Department of Cell Biology, Harvard Medical School, Dana Farber Cancer Institute, Boston, MA 02215.
Department of Cancer Biology, Harvard Medical School, Dana Farber Cancer Institute, Boston, MA 02215.
Proc Natl Acad Sci U S A. 2018 Jan 16;115(3):561-566. doi: 10.1073/pnas.1717776115. Epub 2018 Jan 2.
The peroxisome-proliferator receptor-γ (PPARγ) is expressed in multiple cancer types. Recently, our group has shown that PPARγ is phosphorylated on serine 273 (S273), which selectively modulates the transcriptional program controlled by this protein. PPARγ ligands, including thiazolidinediones (TZDs), block S273 phosphorylation. This activity is chemically separable from the canonical activation of the receptor by agonist ligands and, importantly, these noncanonical agonist ligands do not cause some of the known side effects of TZDs. Here, we show that phosphorylation of S273 of PPARγ occurs in cancer cells on exposure to DNA damaging agents. Blocking this phosphorylation genetically or pharmacologically increases accumulation of DNA damage, resulting in apoptotic cell death. A genetic signature of PPARγ phosphorylation is associated with worse outcomes in response to chemotherapy in human patients. Noncanonical agonist ligands sensitize lung cancer xenografts and genetically induced lung tumors to carboplatin therapy. Moreover, inhibition of this phosphorylation results in deregulation of p53 signaling, and biochemical studies show that PPARγ physically interacts with p53 in a manner dependent on S273 phosphorylation. These data implicate a role for PPARγ in modifying the p53 response to cytotoxic therapy, which can be modulated for therapeutic gain using these compounds.

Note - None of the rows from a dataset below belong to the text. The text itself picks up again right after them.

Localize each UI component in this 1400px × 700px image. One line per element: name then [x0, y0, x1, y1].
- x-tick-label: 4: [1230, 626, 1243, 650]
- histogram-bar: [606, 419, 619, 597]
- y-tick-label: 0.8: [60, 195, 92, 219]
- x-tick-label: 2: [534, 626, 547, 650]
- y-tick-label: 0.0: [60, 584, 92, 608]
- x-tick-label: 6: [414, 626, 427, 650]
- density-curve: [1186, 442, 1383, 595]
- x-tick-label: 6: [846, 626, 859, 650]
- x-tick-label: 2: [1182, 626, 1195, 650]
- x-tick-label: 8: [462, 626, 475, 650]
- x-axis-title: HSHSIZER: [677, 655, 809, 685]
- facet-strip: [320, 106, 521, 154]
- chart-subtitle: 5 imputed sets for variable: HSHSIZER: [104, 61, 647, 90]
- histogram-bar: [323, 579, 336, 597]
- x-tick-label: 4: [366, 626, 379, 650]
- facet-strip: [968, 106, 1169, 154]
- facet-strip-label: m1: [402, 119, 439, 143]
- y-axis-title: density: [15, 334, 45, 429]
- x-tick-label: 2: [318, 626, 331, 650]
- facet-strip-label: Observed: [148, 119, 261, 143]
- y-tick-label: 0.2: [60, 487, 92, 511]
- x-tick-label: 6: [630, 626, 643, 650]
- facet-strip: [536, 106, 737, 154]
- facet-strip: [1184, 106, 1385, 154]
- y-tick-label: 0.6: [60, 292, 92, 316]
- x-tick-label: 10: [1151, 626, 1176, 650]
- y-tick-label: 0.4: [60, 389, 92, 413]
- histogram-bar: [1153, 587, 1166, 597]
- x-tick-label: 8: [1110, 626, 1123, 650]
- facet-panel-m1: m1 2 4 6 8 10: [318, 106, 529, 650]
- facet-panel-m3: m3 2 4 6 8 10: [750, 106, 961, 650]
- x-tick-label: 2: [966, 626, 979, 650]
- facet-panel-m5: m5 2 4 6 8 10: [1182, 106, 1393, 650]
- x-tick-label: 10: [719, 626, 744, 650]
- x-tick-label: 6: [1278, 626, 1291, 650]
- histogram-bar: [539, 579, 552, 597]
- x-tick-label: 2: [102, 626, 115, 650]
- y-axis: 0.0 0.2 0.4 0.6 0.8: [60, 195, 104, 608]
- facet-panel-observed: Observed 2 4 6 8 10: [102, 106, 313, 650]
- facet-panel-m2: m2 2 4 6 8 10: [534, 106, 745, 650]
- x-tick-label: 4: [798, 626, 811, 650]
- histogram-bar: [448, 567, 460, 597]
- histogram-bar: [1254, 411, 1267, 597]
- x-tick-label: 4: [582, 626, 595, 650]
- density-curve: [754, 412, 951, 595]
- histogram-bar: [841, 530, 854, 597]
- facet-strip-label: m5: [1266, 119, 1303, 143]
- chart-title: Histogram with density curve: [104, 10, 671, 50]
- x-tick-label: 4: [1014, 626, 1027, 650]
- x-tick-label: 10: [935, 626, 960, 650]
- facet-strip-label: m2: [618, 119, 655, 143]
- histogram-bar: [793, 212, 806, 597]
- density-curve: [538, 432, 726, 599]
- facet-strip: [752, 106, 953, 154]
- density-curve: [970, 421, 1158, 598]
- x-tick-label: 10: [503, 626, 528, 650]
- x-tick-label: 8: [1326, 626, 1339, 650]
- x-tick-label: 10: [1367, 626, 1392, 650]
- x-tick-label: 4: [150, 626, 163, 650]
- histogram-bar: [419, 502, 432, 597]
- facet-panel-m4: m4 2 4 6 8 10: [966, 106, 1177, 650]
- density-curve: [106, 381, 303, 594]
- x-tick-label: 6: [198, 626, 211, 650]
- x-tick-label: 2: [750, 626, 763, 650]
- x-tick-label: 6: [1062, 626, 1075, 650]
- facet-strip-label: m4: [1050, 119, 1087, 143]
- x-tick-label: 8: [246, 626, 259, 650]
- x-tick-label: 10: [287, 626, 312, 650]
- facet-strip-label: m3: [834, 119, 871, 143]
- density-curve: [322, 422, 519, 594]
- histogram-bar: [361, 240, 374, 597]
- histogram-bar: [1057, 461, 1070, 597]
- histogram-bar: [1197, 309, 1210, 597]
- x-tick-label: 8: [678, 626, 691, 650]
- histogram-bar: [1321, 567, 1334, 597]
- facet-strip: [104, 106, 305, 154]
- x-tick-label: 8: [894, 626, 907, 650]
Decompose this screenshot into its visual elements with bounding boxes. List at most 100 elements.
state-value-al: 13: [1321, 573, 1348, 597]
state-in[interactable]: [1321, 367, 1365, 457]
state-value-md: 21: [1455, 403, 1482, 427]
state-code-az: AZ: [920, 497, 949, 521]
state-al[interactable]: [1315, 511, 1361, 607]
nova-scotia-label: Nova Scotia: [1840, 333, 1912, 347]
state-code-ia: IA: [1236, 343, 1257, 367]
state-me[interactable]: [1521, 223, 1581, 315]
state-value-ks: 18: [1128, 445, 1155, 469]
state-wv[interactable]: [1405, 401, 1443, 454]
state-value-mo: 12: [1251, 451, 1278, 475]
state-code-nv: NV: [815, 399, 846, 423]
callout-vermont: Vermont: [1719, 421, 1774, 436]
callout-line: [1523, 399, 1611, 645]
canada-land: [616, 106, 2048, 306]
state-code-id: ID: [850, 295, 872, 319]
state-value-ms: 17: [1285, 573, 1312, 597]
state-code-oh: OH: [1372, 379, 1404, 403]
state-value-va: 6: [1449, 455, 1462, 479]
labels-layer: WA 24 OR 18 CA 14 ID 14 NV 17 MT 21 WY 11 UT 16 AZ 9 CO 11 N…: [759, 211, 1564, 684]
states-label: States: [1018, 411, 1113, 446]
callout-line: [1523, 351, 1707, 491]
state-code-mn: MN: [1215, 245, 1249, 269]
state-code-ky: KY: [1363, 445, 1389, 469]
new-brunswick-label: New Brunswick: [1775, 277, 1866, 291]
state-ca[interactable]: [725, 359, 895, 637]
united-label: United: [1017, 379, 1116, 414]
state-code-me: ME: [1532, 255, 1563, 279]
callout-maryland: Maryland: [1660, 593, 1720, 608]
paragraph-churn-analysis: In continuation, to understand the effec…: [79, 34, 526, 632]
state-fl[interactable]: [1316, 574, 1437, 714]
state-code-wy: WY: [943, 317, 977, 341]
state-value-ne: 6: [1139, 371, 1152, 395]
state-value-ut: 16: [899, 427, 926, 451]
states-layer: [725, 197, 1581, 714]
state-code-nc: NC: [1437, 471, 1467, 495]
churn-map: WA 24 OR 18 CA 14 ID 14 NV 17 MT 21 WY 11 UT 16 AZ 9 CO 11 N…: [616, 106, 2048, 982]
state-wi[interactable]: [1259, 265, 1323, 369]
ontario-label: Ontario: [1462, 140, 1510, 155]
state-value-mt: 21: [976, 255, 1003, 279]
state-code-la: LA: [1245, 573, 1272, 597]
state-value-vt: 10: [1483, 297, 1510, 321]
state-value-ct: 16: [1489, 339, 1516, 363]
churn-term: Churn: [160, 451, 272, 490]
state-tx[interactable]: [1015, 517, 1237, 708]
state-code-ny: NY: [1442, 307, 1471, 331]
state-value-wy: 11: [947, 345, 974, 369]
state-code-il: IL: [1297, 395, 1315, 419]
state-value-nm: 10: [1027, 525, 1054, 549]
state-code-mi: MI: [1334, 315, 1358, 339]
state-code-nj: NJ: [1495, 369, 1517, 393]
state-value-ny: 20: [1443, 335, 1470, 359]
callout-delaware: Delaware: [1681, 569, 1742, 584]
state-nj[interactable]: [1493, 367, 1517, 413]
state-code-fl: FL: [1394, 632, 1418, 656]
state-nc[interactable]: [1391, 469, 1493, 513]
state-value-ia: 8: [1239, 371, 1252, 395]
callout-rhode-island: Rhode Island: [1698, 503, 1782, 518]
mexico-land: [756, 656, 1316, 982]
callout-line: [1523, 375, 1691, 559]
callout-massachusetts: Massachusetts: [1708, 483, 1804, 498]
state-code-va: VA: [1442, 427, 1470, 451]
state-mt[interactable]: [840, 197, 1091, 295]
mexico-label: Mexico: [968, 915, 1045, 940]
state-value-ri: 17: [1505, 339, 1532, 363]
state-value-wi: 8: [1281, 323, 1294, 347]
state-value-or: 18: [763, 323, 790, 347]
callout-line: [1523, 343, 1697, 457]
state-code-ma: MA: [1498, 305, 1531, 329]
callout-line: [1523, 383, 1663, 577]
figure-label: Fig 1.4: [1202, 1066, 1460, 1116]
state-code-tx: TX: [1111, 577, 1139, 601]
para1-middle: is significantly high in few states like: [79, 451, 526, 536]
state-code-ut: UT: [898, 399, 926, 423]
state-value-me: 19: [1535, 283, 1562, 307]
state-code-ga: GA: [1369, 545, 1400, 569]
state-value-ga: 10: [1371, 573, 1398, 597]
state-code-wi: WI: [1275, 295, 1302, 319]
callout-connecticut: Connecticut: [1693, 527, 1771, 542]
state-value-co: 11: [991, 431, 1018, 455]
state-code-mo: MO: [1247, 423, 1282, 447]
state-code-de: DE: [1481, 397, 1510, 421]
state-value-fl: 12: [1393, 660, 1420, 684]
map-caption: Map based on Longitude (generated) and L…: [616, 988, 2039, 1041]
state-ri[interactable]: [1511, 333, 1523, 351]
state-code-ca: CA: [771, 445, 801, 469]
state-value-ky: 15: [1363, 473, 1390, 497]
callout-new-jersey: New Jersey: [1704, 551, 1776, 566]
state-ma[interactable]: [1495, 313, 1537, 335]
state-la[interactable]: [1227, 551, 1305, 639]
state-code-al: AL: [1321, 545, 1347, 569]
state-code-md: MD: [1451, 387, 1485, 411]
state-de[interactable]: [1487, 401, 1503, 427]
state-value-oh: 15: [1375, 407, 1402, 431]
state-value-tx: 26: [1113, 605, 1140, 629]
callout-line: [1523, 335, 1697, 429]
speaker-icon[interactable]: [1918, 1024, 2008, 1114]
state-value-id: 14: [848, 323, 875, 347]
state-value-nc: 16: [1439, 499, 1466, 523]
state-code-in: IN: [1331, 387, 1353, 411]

过氧化物酶体增殖物激活受体-γ(PPARγ)在多种癌症类型中表达。最近,我们的研究小组表明,PPARγ 在丝氨酸 273 位(S273)发生磷酸化,该修饰选择性调节该蛋白控制的转录程序。PPARγ 配体,包括噻唑烷二酮类(TZDs),可阻断 S273 的磷酸化。这种活性与激动剂配体对受体的经典激活在化学上是可分离的,重要的是,这些非经典激动剂配体不会引起 TZDs 的一些已知副作用。在这里,我们表明 PPARγ 的 S273 磷酸化发生在暴露于 DNA 损伤剂的癌细胞中。通过遗传或药理学阻断这种磷酸化会增加 DNA 损伤的积累,导致细胞凋亡。PPARγ 磷酸化的遗传特征与人类患者对化疗反应的不良预后相关。非经典激动剂配体使肺癌异种移植和基因诱导的肺肿瘤对卡铂治疗敏感。此外,抑制这种磷酸化会导致 p53 信号通路的失调,生化研究表明 PPARγ 以依赖于 S273 磷酸化的方式与 p53 发生物理相互作用。这些数据表明 PPARγ 在修饰细胞毒性治疗的 p53 反应中起作用,可以通过使用这些化合物进行治疗增益来调节。